Now use the Pi API to generate fanout queries for each input, also supplying our vertical-specific few-shot examples.

In [None]:
OUTPUT_FIELD = 'fanout_queries_few_shot'


try:
    example_queries_df[OUTPUT_FIELD] = None
    for index, row in example_queries_df.iterrows():
      print(f"Generating fanouts for {index}: {row[INPUT_FIELD]}")
      result = generate_fanout_queries(example_queries_df.at[index, INPUT_FIELD], example_fanout_queries)
      example_queries_df.at[index, OUTPUT_FIELD] = result["fanout_queries"]
except Exception as e:
    logger.error("Request failed", exc_info=True)
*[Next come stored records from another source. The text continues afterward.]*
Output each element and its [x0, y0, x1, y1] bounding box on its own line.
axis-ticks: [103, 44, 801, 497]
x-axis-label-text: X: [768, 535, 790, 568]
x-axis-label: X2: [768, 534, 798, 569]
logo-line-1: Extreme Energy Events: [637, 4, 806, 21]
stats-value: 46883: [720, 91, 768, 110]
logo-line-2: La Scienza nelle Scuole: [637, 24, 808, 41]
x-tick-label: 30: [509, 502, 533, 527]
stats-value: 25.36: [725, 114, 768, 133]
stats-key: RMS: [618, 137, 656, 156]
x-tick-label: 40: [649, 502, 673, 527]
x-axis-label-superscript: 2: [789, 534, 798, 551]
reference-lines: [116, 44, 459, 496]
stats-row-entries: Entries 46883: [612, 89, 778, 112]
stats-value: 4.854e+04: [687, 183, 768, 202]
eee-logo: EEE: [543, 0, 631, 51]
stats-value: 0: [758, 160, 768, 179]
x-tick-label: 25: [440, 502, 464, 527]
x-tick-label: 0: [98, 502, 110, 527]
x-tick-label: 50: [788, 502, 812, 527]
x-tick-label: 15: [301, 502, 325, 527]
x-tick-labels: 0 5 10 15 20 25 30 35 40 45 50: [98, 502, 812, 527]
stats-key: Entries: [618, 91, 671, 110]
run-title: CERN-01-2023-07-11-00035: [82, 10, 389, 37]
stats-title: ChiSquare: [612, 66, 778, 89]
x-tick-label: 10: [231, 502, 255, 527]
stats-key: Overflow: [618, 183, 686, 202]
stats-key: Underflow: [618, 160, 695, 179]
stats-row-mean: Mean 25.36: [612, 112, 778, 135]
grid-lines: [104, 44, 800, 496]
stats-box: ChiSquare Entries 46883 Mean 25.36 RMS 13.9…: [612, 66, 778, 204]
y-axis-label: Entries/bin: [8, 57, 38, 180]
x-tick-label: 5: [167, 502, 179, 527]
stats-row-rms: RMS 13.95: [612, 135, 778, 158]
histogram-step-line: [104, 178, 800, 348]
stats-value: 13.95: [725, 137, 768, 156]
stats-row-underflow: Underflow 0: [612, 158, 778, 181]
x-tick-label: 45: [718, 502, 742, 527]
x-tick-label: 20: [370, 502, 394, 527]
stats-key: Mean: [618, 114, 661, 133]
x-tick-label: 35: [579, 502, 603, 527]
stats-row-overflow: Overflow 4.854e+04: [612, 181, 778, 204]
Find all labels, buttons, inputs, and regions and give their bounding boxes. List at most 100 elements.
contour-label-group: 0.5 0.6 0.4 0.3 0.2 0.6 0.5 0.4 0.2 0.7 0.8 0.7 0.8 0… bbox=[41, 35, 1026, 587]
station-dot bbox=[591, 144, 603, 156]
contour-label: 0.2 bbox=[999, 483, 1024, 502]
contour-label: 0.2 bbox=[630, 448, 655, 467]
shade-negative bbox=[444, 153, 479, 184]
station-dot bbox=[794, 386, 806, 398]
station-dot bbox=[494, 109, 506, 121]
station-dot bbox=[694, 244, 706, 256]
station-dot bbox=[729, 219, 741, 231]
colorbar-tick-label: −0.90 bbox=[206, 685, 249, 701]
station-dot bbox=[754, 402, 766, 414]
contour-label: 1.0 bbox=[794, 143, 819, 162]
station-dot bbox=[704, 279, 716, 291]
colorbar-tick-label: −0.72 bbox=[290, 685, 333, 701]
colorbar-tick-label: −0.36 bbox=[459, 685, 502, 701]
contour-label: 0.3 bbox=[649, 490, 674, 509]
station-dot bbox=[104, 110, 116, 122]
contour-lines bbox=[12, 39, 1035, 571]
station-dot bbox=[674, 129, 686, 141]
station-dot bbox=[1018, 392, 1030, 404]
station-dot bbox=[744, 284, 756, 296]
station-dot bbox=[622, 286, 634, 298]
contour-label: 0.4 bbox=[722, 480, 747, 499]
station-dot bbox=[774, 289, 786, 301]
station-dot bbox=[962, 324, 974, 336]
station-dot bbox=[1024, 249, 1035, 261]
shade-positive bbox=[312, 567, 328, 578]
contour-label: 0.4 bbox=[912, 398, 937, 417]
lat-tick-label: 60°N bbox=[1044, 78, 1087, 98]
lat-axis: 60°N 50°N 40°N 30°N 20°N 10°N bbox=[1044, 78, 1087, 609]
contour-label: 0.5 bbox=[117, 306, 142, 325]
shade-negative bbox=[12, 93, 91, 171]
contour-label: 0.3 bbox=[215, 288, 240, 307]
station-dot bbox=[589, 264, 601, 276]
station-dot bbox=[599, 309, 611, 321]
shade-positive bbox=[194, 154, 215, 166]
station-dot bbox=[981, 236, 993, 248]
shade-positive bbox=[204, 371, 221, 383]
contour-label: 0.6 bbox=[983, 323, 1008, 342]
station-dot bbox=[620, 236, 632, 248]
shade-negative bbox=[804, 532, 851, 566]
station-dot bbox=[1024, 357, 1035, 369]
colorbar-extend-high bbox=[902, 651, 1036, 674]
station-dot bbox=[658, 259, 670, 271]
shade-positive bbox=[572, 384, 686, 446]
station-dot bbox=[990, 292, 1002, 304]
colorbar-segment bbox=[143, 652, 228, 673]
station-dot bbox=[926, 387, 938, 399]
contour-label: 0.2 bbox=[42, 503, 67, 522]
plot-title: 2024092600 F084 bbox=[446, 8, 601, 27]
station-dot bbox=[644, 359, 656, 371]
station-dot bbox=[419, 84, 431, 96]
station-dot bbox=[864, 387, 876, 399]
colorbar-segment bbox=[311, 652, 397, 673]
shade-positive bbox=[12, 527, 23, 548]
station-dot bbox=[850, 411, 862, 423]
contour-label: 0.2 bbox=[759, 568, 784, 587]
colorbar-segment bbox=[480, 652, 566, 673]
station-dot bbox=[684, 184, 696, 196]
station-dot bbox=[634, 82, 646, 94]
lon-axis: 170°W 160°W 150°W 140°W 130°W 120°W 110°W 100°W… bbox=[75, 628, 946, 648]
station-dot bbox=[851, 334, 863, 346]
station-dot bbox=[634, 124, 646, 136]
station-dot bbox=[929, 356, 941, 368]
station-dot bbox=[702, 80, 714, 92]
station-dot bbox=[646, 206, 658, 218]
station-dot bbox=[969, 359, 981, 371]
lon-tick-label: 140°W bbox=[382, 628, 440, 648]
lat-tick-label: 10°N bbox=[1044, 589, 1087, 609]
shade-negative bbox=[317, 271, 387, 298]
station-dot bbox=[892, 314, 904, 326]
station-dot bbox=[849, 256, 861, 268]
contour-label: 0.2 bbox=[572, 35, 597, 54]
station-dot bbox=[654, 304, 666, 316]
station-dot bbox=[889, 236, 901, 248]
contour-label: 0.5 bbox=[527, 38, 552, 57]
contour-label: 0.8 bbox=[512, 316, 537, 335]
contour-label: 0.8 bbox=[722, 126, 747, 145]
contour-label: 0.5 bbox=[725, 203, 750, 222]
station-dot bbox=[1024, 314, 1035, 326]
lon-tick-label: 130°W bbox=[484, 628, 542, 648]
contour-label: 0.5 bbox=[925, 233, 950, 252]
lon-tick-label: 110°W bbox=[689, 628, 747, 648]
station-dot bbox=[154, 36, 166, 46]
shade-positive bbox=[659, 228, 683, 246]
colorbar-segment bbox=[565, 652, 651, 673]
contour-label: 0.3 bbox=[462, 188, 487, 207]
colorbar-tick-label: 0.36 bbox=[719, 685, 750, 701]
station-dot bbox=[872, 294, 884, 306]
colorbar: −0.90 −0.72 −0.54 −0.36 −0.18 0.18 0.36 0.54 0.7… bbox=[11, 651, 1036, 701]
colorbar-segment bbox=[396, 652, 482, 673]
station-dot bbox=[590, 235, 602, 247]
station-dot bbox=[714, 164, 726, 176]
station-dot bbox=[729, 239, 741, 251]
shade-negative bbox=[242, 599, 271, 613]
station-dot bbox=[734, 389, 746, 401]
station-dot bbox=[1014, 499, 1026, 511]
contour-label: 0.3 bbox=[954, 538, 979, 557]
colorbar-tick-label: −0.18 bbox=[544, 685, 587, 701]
# Evaluate Fanouts with Contract
Now use the Query Fanout Contract we specified earlier to evaluate the generated fanouts using the Pi scoring system.

In [None]:
INPUT_FIELD = 'query'
OUTPUT_FIELD = 'fanout_queries' # or fanout_queries_few_shot to evaluate the few-shot fanouts
try:
    example_queries_df['Total Score'] = None
    example_queries_df['Result'] = None
    for index, row in example_queries_df.iterrows():
      print(f"Processing {index}: {row[INPUT_FIELD]}")
      result = score_with_contract(example_queries_df.at[index, INPUT_FIELD], example_queries_df.at[index, OUTPUT_FIELD], query_fanout_contract)
      example_queries_df.at[index, 'Total Score'] = result.total_score
      example_queries_df.at[index, 'Result'] = result
      print(f"Processing {index}: {result}")
except Exception as e:
    logger.error("Request failed", exc_info=True)

In [None]:
for index, row in example_queries_df.iterrows():
  metrics = row['Result']
  print_scores(metrics)

## Next Steps

This query fanout generation can drive many other techniques in Pi.  You can adjust the above methods to steer the AI in different ways.